LAST YEAR
My year began with a start for 4th semester in my faculty. I was quiet and timid after some incidents made me solitary for a moment
I expected to have more friends and get more experience in my major, especially in small animal practices. And yeph, I met my expectations.
I have few close friends, my personality back to normal (loud, sensible and logical), in fact, I think I ends this year with more positive attitude inside me.
This year I'm a little bit surprise for people to recognize me and appreciate me more than I imagined.
I'm feeling powerful, and surprisingly my faith to God has become thicker than before (thanks God!!). What disappointed me this year? Maybe the fact that my grade is getting lower.
I'm very sensitive when it comes to grades, and I'm really disappointed even I study as hard as I usually do, my grades sucks!
If I could do anything over, maybe I will not buy that super expensive "Aino" for my cellphone, it's lame, it's fragile, and it's expensive!! I would rather choose Hazel or anything cheaper. Or even a Blackberry!
As I have explained above, my academic performance is not as good as before. My strength is I like to applicate the theories and I know the basics quite well. My weakness is that I'm

personally think that learning all the aspects of pharmacology, memorizing all the musculus and nerves in anatomy. It's not important. We have books, to be read of course.
I have to self-explained my self that these things are important, or at least, I need to excel in these things. For my future. Scholarships, going abroad, what could be better?
I have learned many things, I've become the chairman for my faculty's club, and I have vision and mission in my life.
I didn't make any resolution last year, but 2010 is one of my good years. LEFT: One of my snapshots in 2010. We were strangers back then. But right now, I really fond with them :)
THE NEW YEAR
This year will be different, because I'm in my last year of my faculty, and I expect to learn more difficult subjects and of course, interesting. I'm also one of the leaders in the campus and I have quite a responsibility to encourage everybody.
I expect tis year to be similar as last year, in ways, I'm healthy, there's no bad things happens in my family, there's no accident and so on.
What challenges I expect to face?
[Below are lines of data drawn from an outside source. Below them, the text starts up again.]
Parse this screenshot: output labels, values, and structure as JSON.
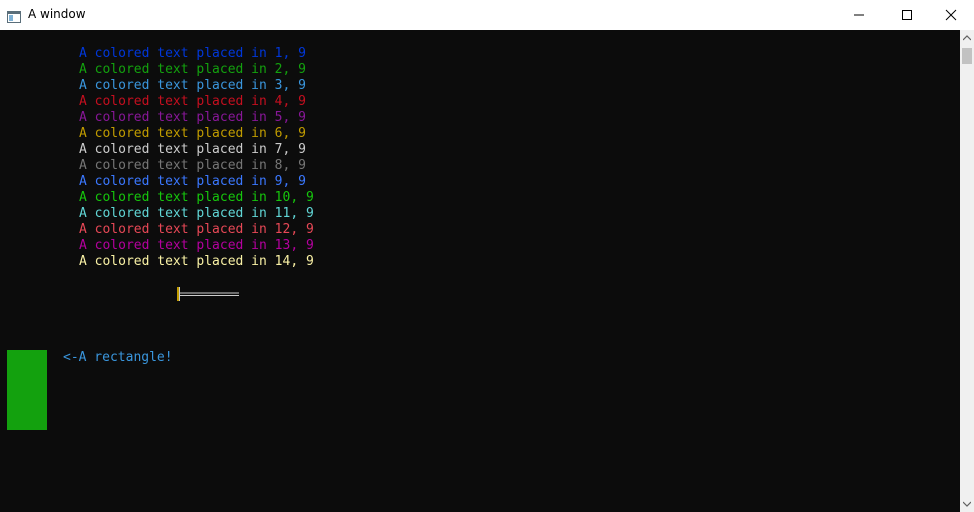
{
  "window": {
    "title": "A window",
    "icon": "console-window-icon",
    "controls": [
      "minimize-icon",
      "maximize-icon",
      "close-icon"
    ]
  },
  "console": {
    "background": "#0c0c0c",
    "lines": [
      {
        "text": "A colored text placed in 1, 9",
        "color": "#0037da"
      },
      {
        "text": "A colored text placed in 2, 9",
        "color": "#13a10e"
      },
      {
        "text": "A colored text placed in 3, 9",
        "color": "#3a96dd"
      },
      {
        "text": "A colored text placed in 4, 9",
        "color": "#c50f1f"
      },
      {
        "text": "A colored text placed in 5, 9",
        "color": "#881798"
      },
      {
        "text": "A colored text placed in 6, 9",
        "color": "#c19c00"
      },
      {
        "text": "A colored text placed in 7, 9",
        "color": "#cccccc"
      },
      {
        "text": "A colored text placed in 8, 9",
        "color": "#767676"
      },
      {
        "text": "A colored text placed in 9, 9",
        "color": "#3b78ff"
      },
      {
        "text": "A colored text placed in 10, 9",
        "color": "#16c60c"
      },
      {
        "text": "A colored text placed in 11, 9",
        "color": "#61d6d6"
      },
      {
        "text": "A colored text placed in 12, 9",
        "color": "#e74856"
      },
      {
        "text": "A colored text placed in 13, 9",
        "color": "#b4009e"
      },
      {
        "text": "A colored text placed in 14, 9",
        "color": "#f9f1a5"
      }
    ],
    "rectangle": {
      "color": "#13a10e",
      "label": "<-A rectangle!",
      "label_color": "#3a96dd"
    }
  },
  "scrollbar": {
    "up_icon": "scroll-up-arrow-icon",
    "down_icon": "scroll-down-arrow-icon"
  }
}
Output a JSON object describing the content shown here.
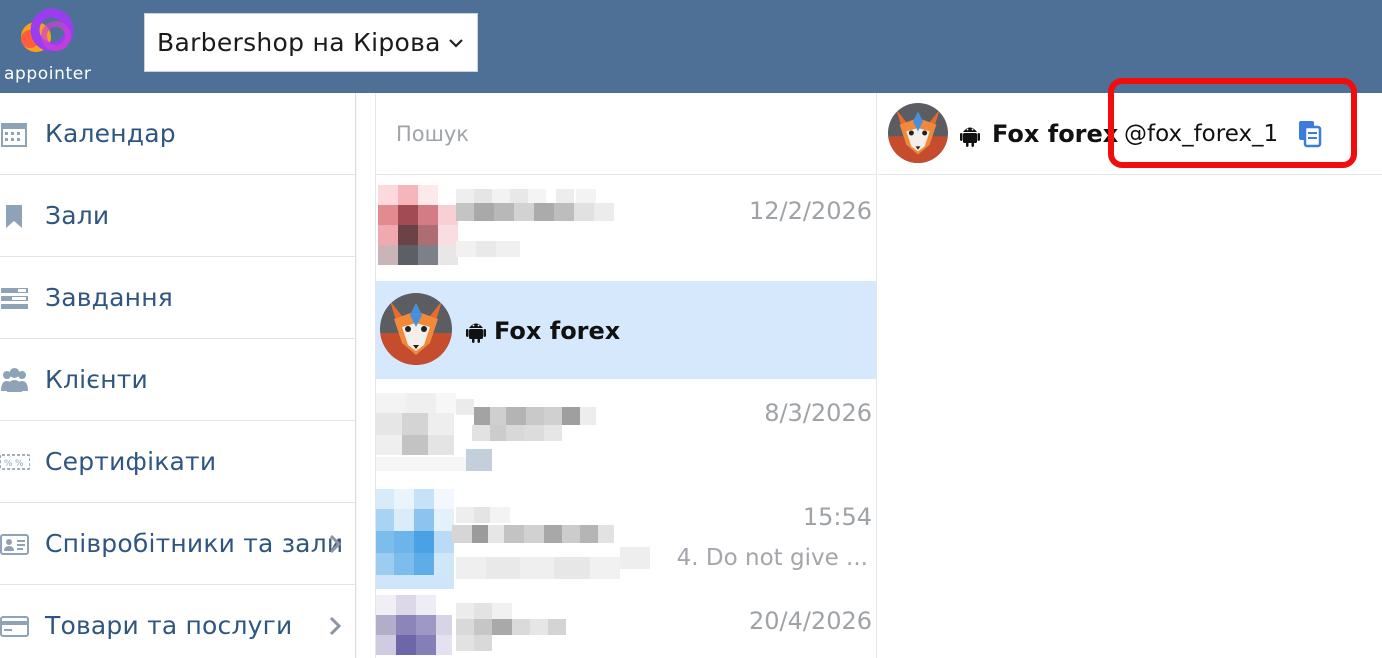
{
  "header": {
    "logo_text": "appointer",
    "branch": "Barbershop на Кірова"
  },
  "sidebar": {
    "items": [
      {
        "label": "Календар",
        "icon": "calendar-icon"
      },
      {
        "label": "Зали",
        "icon": "bookmark-icon"
      },
      {
        "label": "Завдання",
        "icon": "tasks-icon"
      },
      {
        "label": "Клієнти",
        "icon": "users-icon"
      },
      {
        "label": "Сертифікати",
        "icon": "certificate-icon"
      },
      {
        "label": "Співробітники та зали",
        "icon": "id-card-icon"
      },
      {
        "label": "Товари та послуги",
        "icon": "credit-card-icon"
      }
    ]
  },
  "chatlist": {
    "search_placeholder": "Пошук",
    "chats": [
      {
        "date": "12/2/2026"
      },
      {
        "name": "Fox forex"
      },
      {
        "date": "8/3/2026"
      },
      {
        "date": "15:54",
        "preview": "4. Do not give ..."
      },
      {
        "date": "20/4/2026"
      }
    ]
  },
  "conversation": {
    "name": "Fox forex",
    "handle": "@fox_forex_1"
  },
  "colors": {
    "topbar": "#4f7096",
    "nav_text": "#2f5680",
    "selected_row": "#d6e8fb",
    "highlight": "#f20d0d"
  }
}
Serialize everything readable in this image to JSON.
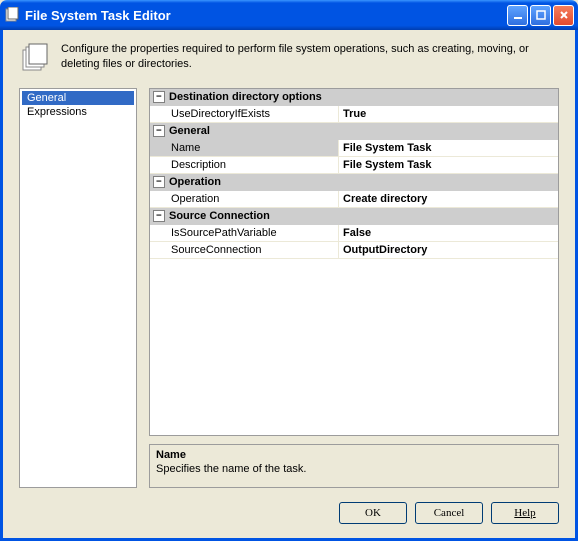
{
  "window": {
    "title": "File System Task Editor",
    "description": "Configure the properties required to perform file system operations, such as creating, moving, or deleting files or directories."
  },
  "sidebar": {
    "items": [
      {
        "label": "General",
        "selected": true
      },
      {
        "label": "Expressions",
        "selected": false
      }
    ]
  },
  "grid": {
    "categories": [
      {
        "label": "Destination directory options",
        "rows": [
          {
            "name": "UseDirectoryIfExists",
            "value": "True"
          }
        ]
      },
      {
        "label": "General",
        "rows": [
          {
            "name": "Name",
            "value": "File System Task",
            "selected": true
          },
          {
            "name": "Description",
            "value": "File System Task"
          }
        ]
      },
      {
        "label": "Operation",
        "rows": [
          {
            "name": "Operation",
            "value": "Create directory"
          }
        ]
      },
      {
        "label": "Source Connection",
        "rows": [
          {
            "name": "IsSourcePathVariable",
            "value": "False"
          },
          {
            "name": "SourceConnection",
            "value": "OutputDirectory"
          }
        ]
      }
    ]
  },
  "help": {
    "title": "Name",
    "description": "Specifies the name of the task."
  },
  "buttons": {
    "ok": "OK",
    "cancel": "Cancel",
    "help": "Help"
  }
}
There will be many things and the best thing to prepare it is that I need to strengthen my faith..! Because I know that it's not wise to be dependent to others. They can't assure you 100%.
But of course, I need them in many ways.
I hope to improve my life, in different way, I want to get my own money, to go abroad, to contribute something to this world.
My strengths is that I'm still hearing voices within my head and my heart, to differentiate the good and the bad (seriously!) and being such an idealist person,
I need to project my positivity in my surroundings (but not also acting like 'holy' priest or something).
COnsidering my physical health, I'm quite healthy this year, but I'm getting fat and no exercise! I'm feeling the unstability of my mood and stiffness in my body. I need to exercise.
Considering my mental health, I'm getting really positive! but the hard part is to maintain such things. I can get very lonely and unstable sometimes.
Considering my social network and social life, I'm getting better, but sometimes I can be really fuzzy and egoist.
I wish to improve my physical and mental health!
Okay.. Time to go for this new year's resolutions!
1. I need to exercise regularly. In the end of the year. I have a flat abs and some muscle in my biceps.
2. I want to extend my world. I have once or twice going abroad, and once or twice going outside the town
3. I want to help other animals. I'll make the clinic of compassion works!
4. I need to be a good leader. HKSA's projects will be done!
5. I love my family. I'll not forget their bdays and get them some presents!
6. I need someone.. I'm getting a girlfriend, or I'm getting my mind to accept things. LOL
7. Stop watching bad "things". I need to become a good boy. lol
8. Be organized. There will be at least 30 post this year in my blog.
9. Last but not least. Learn something new!! I need to have a new hobby in the end of this year.